M’s get one right in Chicago
CHICAGO – To a man, the Mariners want their fans to believe there is something different about this year’s team. One way to convince skeptics might be carrying out a little first-week exorcism inside their personal House of Horrors otherwise known as U.S. Cellular Field.
Mariners closer Tom Wilhelmsen understood the stakes Friday night as he fought to prevent a late meltdown in the 10th inning and held on for an 8-7 win over the Chicago White Sox.
Wilhelmsen was throwing his curveball all over the place and walking guys left and right, yet managed to strike out Tyler Flowers with the bases loaded and prevent a repeat of the late-game heartbreak so common here for Mariners teams.
“In a game like that, you’ve just got to buckle down and keep fighting,’’ Wilhelmsen said. “You can’t lose that game.’’
But the Mariners have lost those games in this ballpark before. A crowd of 15,312 seemed to sense another victory being snatched from the Mariners by the home side on a frigid night with the game-time temperature at 34 degrees – tied for the coldest start to a Mariners game in 25 years.
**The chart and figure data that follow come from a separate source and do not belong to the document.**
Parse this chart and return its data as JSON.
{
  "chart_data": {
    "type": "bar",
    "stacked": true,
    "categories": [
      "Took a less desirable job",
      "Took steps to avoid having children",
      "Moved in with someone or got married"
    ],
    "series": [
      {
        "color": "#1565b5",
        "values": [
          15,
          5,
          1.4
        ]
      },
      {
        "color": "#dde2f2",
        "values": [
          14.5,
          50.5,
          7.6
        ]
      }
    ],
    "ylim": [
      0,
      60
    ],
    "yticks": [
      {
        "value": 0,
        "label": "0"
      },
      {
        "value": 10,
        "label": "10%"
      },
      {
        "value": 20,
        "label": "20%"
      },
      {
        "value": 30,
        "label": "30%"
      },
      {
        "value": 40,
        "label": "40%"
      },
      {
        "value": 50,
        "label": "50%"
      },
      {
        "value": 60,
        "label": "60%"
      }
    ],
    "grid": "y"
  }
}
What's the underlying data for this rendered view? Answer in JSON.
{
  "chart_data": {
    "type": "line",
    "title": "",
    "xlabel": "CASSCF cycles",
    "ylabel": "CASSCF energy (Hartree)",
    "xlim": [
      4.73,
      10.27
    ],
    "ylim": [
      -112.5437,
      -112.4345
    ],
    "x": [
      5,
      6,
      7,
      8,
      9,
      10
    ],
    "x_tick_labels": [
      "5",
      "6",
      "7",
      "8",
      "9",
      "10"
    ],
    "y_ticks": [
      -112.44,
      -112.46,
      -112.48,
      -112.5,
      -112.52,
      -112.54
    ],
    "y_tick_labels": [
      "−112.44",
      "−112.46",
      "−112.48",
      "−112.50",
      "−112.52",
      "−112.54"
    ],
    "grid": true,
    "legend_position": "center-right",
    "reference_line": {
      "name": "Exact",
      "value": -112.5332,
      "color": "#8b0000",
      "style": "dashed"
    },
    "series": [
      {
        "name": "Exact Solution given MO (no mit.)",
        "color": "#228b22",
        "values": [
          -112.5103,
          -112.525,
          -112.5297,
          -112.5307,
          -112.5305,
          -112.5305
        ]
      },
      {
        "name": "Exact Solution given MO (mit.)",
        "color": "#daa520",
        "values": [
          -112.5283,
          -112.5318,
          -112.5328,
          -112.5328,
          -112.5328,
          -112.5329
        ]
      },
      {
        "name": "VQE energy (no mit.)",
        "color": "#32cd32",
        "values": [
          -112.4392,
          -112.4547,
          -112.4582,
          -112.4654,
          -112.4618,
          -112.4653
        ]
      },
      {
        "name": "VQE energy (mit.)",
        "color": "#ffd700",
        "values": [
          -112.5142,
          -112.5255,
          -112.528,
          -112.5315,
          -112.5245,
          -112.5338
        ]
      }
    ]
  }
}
The salivating fans could sense a pending Mariners collapse after the White Sox began overcoming a 6-1, fifth-inning deficit on home runs by Alejandro De Aza and Alex Rios and later tied the score in the seventh.
They sensed it even after the Mariners scored twice in the 10th on a Kendrys Morales double and a Jesus Montero single to take a two-run lead. And they kept on sensing it as an erratic Wilhelmsen gave up a run in the bottom of the frame on a Dewayne Wise single, then walked Alexei Ramirez to load the bases.
And few could blame the fans for feeling that way. They’d already seen the Mariners squander an advantage held since the very first at-bat of the game, when Franklin Gutierrez took White Sox starter Jose Quintana over the right-field wall for his second leadoff home run this week. They’d seen Mariners starter Blake Beavan, who retired 11 of his first 12 batters without allowing a hit, give back most of a five-run, fifth inning that had come courtesy of a two-run double by Gutierrez and a run-scoring triple from Michael Saunders.
So, when Wilhelmsen could no longer throw a strike, most naturally assumed that the Mariners were about to find a way to lose for the 20th time in their last 23 games played here.
“I mean, I threw some curveballs today that were in the other batter’s box,’’ Wilhelmsen said. But despite all that, he wouldn’t allow himself a repeat of blown games past at this park by M’s closers, set-up men and starters alike.
“It was just bear-down time, really,’’ Wilhelmsen said of his three-pitch strikeout of Flowers. “That’s something, I guess, that you’ve just got to find in yourself.”